Mecanismos de lucha contra las carreras ilegales

Francisco María García · 28 enero, 2019
Las carreras ilegales no cuentan con medidas de seguridad y son altamente peligrosas tanto para el público que acude, como para conductores participantes o terceros no implicados

Las competiciones de coches suelen ser muy populares. La Fórmula 1 es uno de los deportes más seguidos del planeta, lo mismo que el Rally Dakar o las 24 horas de Le Mans. En ellas se aprecia una exhibición de fuerza y poder entre el piloto y su máquina, pero las carreras ilegales son peligrosas para la vida y la sociedad en general.

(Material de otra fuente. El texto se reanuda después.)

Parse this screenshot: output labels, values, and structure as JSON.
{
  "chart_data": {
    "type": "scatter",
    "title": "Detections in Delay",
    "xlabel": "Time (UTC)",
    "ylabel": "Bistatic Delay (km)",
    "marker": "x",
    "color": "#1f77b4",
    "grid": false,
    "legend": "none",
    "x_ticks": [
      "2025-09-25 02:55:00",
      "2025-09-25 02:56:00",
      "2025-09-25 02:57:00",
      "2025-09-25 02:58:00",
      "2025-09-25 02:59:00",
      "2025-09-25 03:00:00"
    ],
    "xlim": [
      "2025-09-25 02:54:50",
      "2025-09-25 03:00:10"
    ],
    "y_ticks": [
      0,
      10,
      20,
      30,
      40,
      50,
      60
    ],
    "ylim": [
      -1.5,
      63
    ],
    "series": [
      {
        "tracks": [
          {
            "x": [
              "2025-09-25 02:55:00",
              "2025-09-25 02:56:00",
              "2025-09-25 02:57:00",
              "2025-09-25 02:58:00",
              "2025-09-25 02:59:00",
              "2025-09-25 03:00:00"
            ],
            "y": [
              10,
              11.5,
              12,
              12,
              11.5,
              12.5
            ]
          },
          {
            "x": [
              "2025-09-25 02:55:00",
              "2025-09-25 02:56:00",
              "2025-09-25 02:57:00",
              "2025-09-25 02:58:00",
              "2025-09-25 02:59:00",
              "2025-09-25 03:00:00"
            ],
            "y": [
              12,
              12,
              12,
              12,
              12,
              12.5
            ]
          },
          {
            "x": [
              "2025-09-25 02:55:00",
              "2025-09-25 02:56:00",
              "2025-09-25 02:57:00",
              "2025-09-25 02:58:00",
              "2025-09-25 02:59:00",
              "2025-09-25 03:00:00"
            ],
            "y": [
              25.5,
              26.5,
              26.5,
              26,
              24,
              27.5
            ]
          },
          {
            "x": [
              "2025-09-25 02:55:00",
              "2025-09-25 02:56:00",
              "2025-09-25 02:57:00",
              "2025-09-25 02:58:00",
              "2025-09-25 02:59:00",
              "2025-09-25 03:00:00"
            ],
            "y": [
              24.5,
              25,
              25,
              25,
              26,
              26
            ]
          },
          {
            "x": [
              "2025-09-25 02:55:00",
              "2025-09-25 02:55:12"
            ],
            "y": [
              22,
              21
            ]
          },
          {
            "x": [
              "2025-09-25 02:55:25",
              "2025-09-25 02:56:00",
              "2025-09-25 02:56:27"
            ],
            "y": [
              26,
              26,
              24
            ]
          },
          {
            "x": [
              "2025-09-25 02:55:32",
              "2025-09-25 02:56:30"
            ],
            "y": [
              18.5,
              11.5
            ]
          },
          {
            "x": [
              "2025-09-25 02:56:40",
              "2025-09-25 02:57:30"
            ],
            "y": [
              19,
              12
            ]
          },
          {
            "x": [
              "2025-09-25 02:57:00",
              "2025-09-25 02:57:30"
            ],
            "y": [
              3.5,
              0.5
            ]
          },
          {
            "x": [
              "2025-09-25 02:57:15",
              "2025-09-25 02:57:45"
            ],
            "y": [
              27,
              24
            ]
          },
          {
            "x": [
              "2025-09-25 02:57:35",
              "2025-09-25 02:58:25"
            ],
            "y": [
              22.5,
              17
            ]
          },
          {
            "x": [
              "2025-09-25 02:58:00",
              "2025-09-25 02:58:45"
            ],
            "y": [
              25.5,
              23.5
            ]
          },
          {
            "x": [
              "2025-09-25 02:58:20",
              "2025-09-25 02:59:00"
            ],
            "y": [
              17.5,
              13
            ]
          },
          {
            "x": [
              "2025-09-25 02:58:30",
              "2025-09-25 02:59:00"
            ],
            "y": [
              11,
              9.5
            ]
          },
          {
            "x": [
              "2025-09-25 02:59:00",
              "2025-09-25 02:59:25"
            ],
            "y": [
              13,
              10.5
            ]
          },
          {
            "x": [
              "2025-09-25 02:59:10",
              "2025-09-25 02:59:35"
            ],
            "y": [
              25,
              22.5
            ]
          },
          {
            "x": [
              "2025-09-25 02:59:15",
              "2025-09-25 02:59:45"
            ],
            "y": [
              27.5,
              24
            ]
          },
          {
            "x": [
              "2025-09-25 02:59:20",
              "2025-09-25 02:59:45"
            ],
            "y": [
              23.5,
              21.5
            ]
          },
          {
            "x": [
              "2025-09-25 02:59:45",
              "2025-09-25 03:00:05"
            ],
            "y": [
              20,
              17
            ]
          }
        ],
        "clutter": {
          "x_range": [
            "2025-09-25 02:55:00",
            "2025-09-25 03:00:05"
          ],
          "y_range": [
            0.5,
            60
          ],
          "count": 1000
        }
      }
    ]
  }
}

Los motivos que muchos encuentran para participar en estas actividades clandestinas son muy variados. Desde pertenecer a una banda delictiva, hasta el simple disfrute de sentir la adrenalina por el riesgo que supone romper las normas y la velocidad detrás del volante.

También se cuentan entre las razones para correr el exhibir habilidades de conducción y el tráfico de dinero. Lo mismo que el comercio ilegal, principalmente de drogas de distinta índole.

El fenómeno A todo gas

En las películas, principalmente en el cine hecho en Hollywood, se suele mostrar una situación favorable, casi idílica, para los participantes de estas competiciones.

Los protagonistas de estas cintas suelen ser nobles y heroicos, dueños de un ‘gran corazón’. Son rebeldes incomprendidos que, en el fondo, solo defienden sus principios, aunque sus métodos sean cuestionables.

Todo esto ha llevado a que muchos jóvenes busquen seguir este modelo de hombre. Dominic Toretto, el icónico personaje interpretado por Vin Diesel en la saga A todo gas, es el referente; no obstante, en la vida real se observa un panorama completamente distinto.

Toyota Supra de A todo Gas.
El Toyota Supra de Fast&Furious (A Todo Gas).

Consecuencias de las carreras ilegales

El peligro que suponen las carreras ilegales es grande. Los participantes se colocan en verdadero peligro de muerte, pues las carreras son realizadas en zonas públicas, sin autorización de ningún tipo. Ello implica que las medidas de seguridad para la prevención de accidentes son, en el mejor de los casos, mínimas, por no decir inexistentes.

Igualmente, la mayoría de estos eventos se realizan con fines económicos, con apuestas de por medio, por lo que muchas personas terminan envueltas en actos delictivos para poder hacer frente a las altas sumas de dinero. En este tipo de ambientes, el no honrar los compromisos adquiridos suele ser más peligroso que las carreras en sí.

Este tipo de actividades ocasionan daños a la vía pública y a la propiedad privada. Aunque uno de los peligros más graves que conllevan es el riesgo que implica para conductores y transeúntes no involucrados.

Mecanismos de lucha

Son muchos los países que prohíben las carreras ilegales. En la mayoría de los casos, aparecen tipificadas como delitos dentro de los distintos códigos penales: esto significa que los participantes, bien sea competidores o público, pueden ser sometidos a detenciones y procesamientos judiciales.

Las causas penales comunes son violación del orden público y a la propiedad privada, lo mismo que cargos por hechos vandálicos. Pueden producirse otras acusaciones, con lugar a penas privativas de libertad, como apuestas ilícitas. También pueden darse situaciones todavía más delicadas, relacionadas con el tráfico de armas y drogas.

Situación en España

La lucha contra estas carreras en España recae, fundamentalmente, sobre las distintas policías municipales. Los procedimientos se inician con una denuncia, a fin de ubicar el sitio donde se esté realizando la actividad. También operan los servicios de inteligencia policial, con el propósito de realizar las investigaciones preventivas.

Policía Local: funciones

Los efectivos policiales se trasladan a los lugares de celebración de estas carreras para continuar con las averiguaciones y obtener pruebas de los actos delictivos. Al comprobarse la denuncia, los entes locales buscan apoyo en los órganos regionales y nacionales, a fin de coordinar esfuerzos.

La mayoría de las operaciones policiales parten de una labor de inteligencia y recopilación de evidencias. Para ello, como en algunas películas, existen los agentes encubiertos.

En muchos casos, los detenidos suelen ser reincidentes. Destaca el perfil de personas con buena situación económica, la mayoría de ellas jóvenes, que utilizan para competir viejos y clásicos coches.

Sanciones legales

Quienes son juzgados por participar de las carreras ilegales pueden recibir hasta 24 meses de cárcel. Así mismo, se les retira el carnet de conducir hasta seis meses.

En los casos en los que la detención se produjera en circunstancias donde la integridad de terceras personas se hubiera visto comprometida, la pena se amplía hasta los cinco años en prisión, mientras que la suspensión del permiso para poder sentarse tras un volante oscila entre 6 y 10 años.